Una
risa incontenible brotaba de su interior al comprender que estaba atrapado en
una cárcel de la cual no podría salir, condenado a ser un mudo espectador de
sus posibles vidas hasta... ¿hasta cuándo?, ¿hasta que todos sus posibles alter
ego murieran?, era imposible saberlo. Su mirada vagaba de un cuadro a otro. Fue
consciente de la tremenda ironía de la situación. Había querido "detener"
el tiempo y el tiempo lo había detenido a él, mientras sus homónimos seguían
viviendo, ignorando totalmente el drama que protagonizaba.
Una
sensación de entumecimiento progresivo lo invadía lentamente. Su carne se
transformaba en otra cosa, otro tipo de materia, más dura, más densa. Comenzó a
sentir una rigidez mortal.
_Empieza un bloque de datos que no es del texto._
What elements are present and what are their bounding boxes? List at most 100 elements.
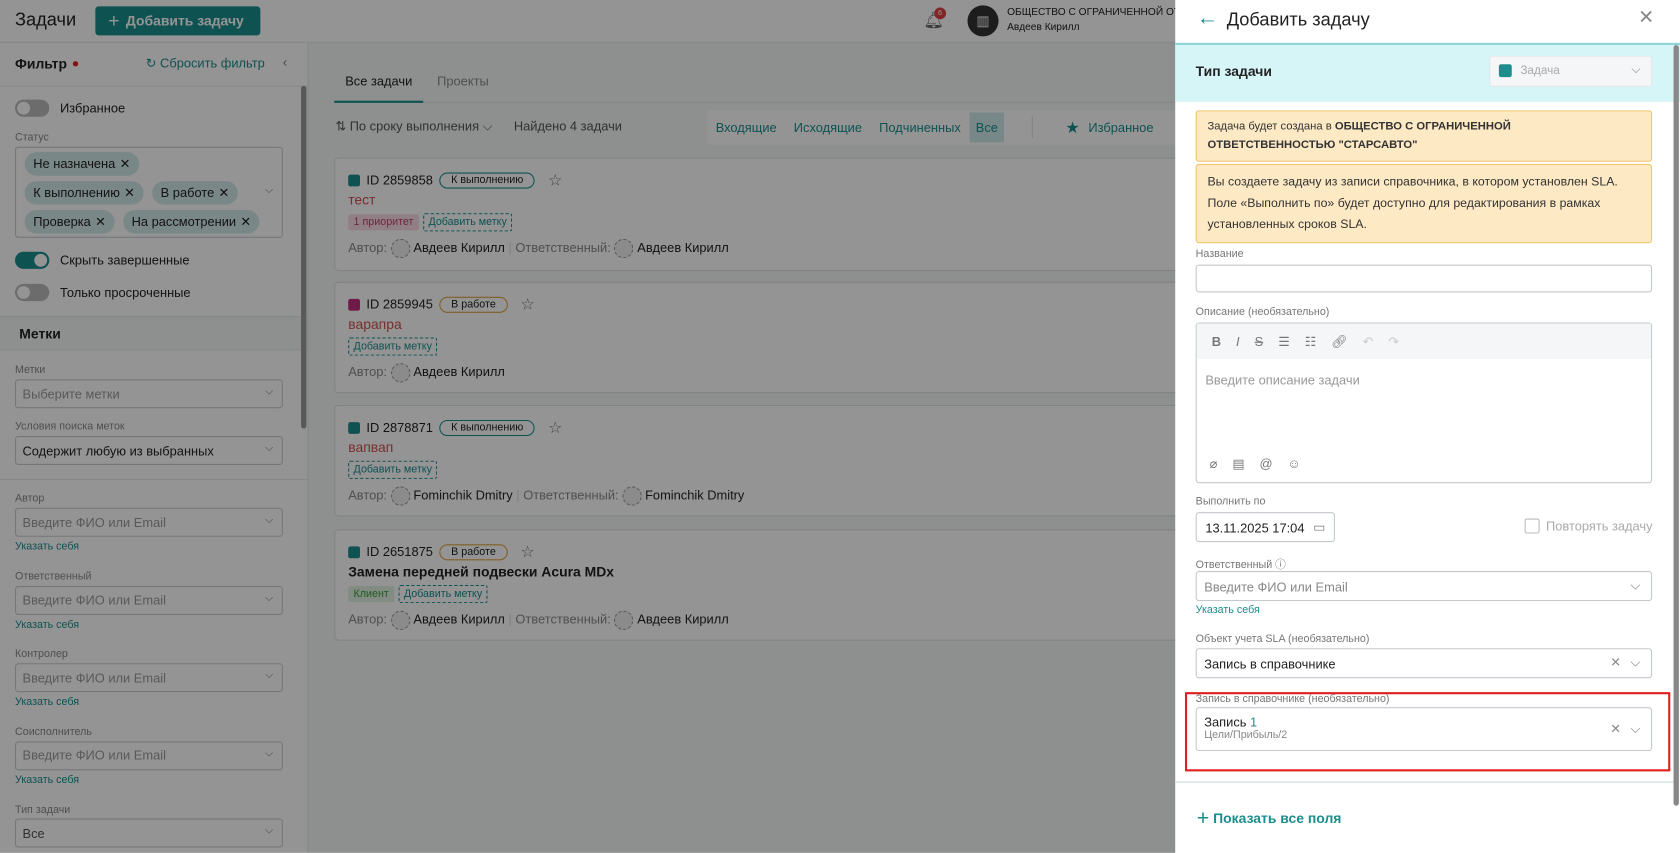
found-count: Найдено 4 задачи [513,118,622,134]
close-icon[interactable]: ✕ [1638,6,1655,28]
avatar [622,486,642,506]
segment-incoming[interactable]: Входящие [715,119,777,135]
toggle-switch[interactable] [14,99,50,117]
responsible-name[interactable]: Авдеев Кирилл [637,611,729,627]
task-card[interactable]: ID 2651875 В работе ☆ Замена передней подв… [334,529,1192,641]
author-name[interactable]: Fominchik Dmitry [413,487,513,503]
segment-outgoing[interactable]: Исходящие [793,119,863,135]
sla-select[interactable]: Запись в справочнике ✕ ⌵ [1195,648,1653,679]
task-card[interactable]: ID 2859945 В работе ☆ варапра Добавить мет… [334,281,1192,394]
add-tag-button[interactable]: Добавить метку [398,584,488,604]
undo-icon[interactable]: ↶ [1362,333,1374,349]
tab-projects[interactable]: Проекты [437,73,489,89]
add-tag-button[interactable]: Добавить метку [348,460,438,479]
author-name[interactable]: Авдеев Кирилл [413,364,505,380]
star-icon[interactable]: ☆ [520,543,535,562]
assign-self-link[interactable]: Указать себя [1195,604,1260,617]
assign-self-link[interactable]: Указать себя [14,618,80,631]
description-editor[interactable]: B I S ☰ ☷ 🔗︎ ↶ ↷ Введите описание задачи ⌀ ▤ @ ☺ [1195,322,1653,484]
add-task-button[interactable]: + Добавить задачу [95,6,261,36]
assign-self-link[interactable]: Указать себя [14,696,80,709]
task-card[interactable]: ID 2878871 К выполнению ☆ вапвап Добавить … [334,404,1192,517]
tags-select[interactable]: Выберите метки ⌵ [14,379,283,409]
task-title[interactable]: Замена передней подвески Acura MDx [348,563,615,580]
person-select[interactable]: Введите ФИО или Email ⌵ [14,585,283,615]
toggle-switch[interactable] [14,283,50,302]
sidebar-scrollbar[interactable] [301,85,307,429]
segment-all[interactable]: Все [969,112,1005,143]
calendar-icon[interactable]: ▭ [1313,519,1326,535]
template-icon[interactable]: ▤ [1232,456,1245,472]
attach-icon[interactable]: ⌀ [1209,456,1218,472]
strikethrough-icon[interactable]: S [1254,333,1264,349]
panel-scrollbar[interactable] [1673,44,1679,806]
redo-icon[interactable]: ↷ [1388,333,1400,349]
task-type-select[interactable]: Все ⌵ [14,818,283,848]
emoji-icon[interactable]: ☺ [1287,456,1301,472]
task-tag[interactable]: Клиент [348,586,395,603]
modal-overlay[interactable] [0,0,1176,853]
assign-self-link[interactable]: Указать себя [14,541,80,553]
chevron-down-icon: ⌵ [1631,63,1641,77]
segment-subordinates[interactable]: Подчиненных [879,119,961,135]
bold-icon[interactable]: B [1211,333,1222,349]
add-tag-button[interactable]: Добавить метку [423,213,513,232]
task-id: ID 2878871 [366,419,433,435]
favorites-toggle[interactable]: Избранное [14,99,125,117]
task-card[interactable]: ID 2859858 К выполнению ☆ тест 1 приоритет… [334,157,1192,272]
close-icon[interactable]: ✕ [240,214,252,230]
bullet-list-icon[interactable]: ☰ [1278,333,1290,349]
add-task-panel: ← Добавить задачу ✕ Тип задачи Задача ⌵ З… [1175,0,1680,853]
responsible-name[interactable]: Fominchik Dmitry [645,487,745,503]
tag-search-select[interactable]: Содержит любую из выбранных ⌵ [14,436,283,465]
avatar [390,363,410,383]
reset-filter-button[interactable]: ↻ Сбросить фильтр [146,56,265,71]
task-type-select[interactable]: Задача ⌵ [1489,55,1653,87]
responsible-select[interactable]: Введите ФИО или Email ⌵ [1195,571,1653,602]
task-title[interactable]: варапра [348,316,402,333]
numbered-list-icon[interactable]: ☷ [1304,333,1317,349]
segment-favorites[interactable]: Избранное [1088,119,1154,135]
author-name[interactable]: Авдеев Кирилл [413,611,505,627]
clear-icon[interactable]: ✕ [1610,654,1622,670]
close-icon[interactable]: ✕ [218,185,230,201]
task-title[interactable]: вапвап [348,439,394,456]
record-select[interactable]: Запись 1 Цели/Прибыль/2 ✕ ⌵ [1195,707,1653,752]
author-name[interactable]: Авдеев Кирилл [413,240,505,256]
status-multiselect[interactable]: Не назначена ✕ К выполнению ✕ В работе ✕ Про… [14,146,283,238]
name-input[interactable] [1195,264,1653,293]
mention-icon[interactable]: @ [1259,456,1273,472]
hide-completed-toggle[interactable]: Скрыть завершенные [14,251,190,269]
responsible-name[interactable]: Авдеев Кирилл [637,240,729,256]
company-avatar[interactable]: ▥ [967,5,999,37]
link-icon[interactable]: 🔗︎ [1331,333,1348,349]
due-date-input[interactable]: 13.11.2025 17:04 ▭ [1195,512,1335,543]
show-all-fields-button[interactable]: + Показать все поля [1196,806,1342,831]
task-title[interactable]: тест [348,191,376,208]
task-id: ID 2651875 [366,544,433,560]
help-icon[interactable]: ⓘ [1275,559,1286,572]
italic-icon[interactable]: I [1236,333,1240,349]
person-select[interactable]: Введите ФИО или Email ⌵ [14,740,283,770]
collapse-sidebar-icon[interactable]: ‹ [282,54,288,70]
tab-all-tasks[interactable]: Все задачи [334,74,424,103]
sort-dropdown[interactable]: ⇅ По сроку выполнения ⌵ [335,118,493,134]
close-icon[interactable]: ✕ [95,214,106,230]
star-icon[interactable]: ☆ [547,171,563,190]
toggle-switch[interactable] [14,251,50,269]
only-overdue-toggle[interactable]: Только просроченные [14,283,191,302]
close-icon[interactable]: ✕ [119,156,131,172]
task-tag[interactable]: 1 приоритет [348,214,419,231]
checkbox[interactable] [1524,518,1540,534]
star-icon[interactable]: ☆ [547,418,563,438]
clear-icon[interactable]: ✕ [1610,721,1622,737]
person-select[interactable]: Введите ФИО или Email ⌵ [14,507,283,537]
assign-self-link[interactable]: Указать себя [14,774,80,786]
status-badge: В работе [439,296,508,313]
close-icon[interactable]: ✕ [124,185,135,201]
back-arrow-icon[interactable]: ← [1196,6,1219,30]
person-select[interactable]: Введите ФИО или Email ⌵ [14,663,283,693]
star-icon[interactable]: ☆ [520,295,535,314]
add-tag-button[interactable]: Добавить метку [348,337,438,356]
repeat-task-checkbox[interactable]: Повторять задачу [1524,518,1653,534]
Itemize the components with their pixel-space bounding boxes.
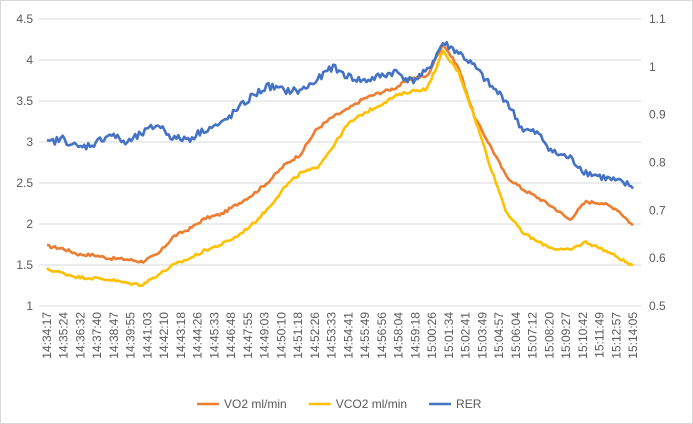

Mientras se producía la metamorfosis, los latidos de
su corazón cambiaban de sonido, de ritmo y el mismo órgano que había bombeado
la sangre dentro de su cuerpo durante tantos años se sentía diferente también,
como una precisa maquinaria.
Súbitamente
un tic-tac comenzó a brotar de su interior, cada vez con más fuerza, hasta
hacerse ensordecedor. Las caras de los múltiples "él" de las
múltiples pantallas se volvieron a mirarlo con curiosidad. Veía su propio
rostro infinitamente replicado acercarse y observarlo con atención. Las
infinitas manos lo tomaron para ponerlo en hora y luego colocarlo nuevamente
sobre el mueble bajo del living, con sumo cuidado.
Los
observó darse vuelta y continuar con sus vidas. Él había resuelto el enigma que
siempre lo había desvelado, el interrogante que tanto había querido descubrir
acerca de la naturaleza del tiempo, porque comprendía al fin que, a partir de
ese momento, ambos se habían fundido en una misma cosa.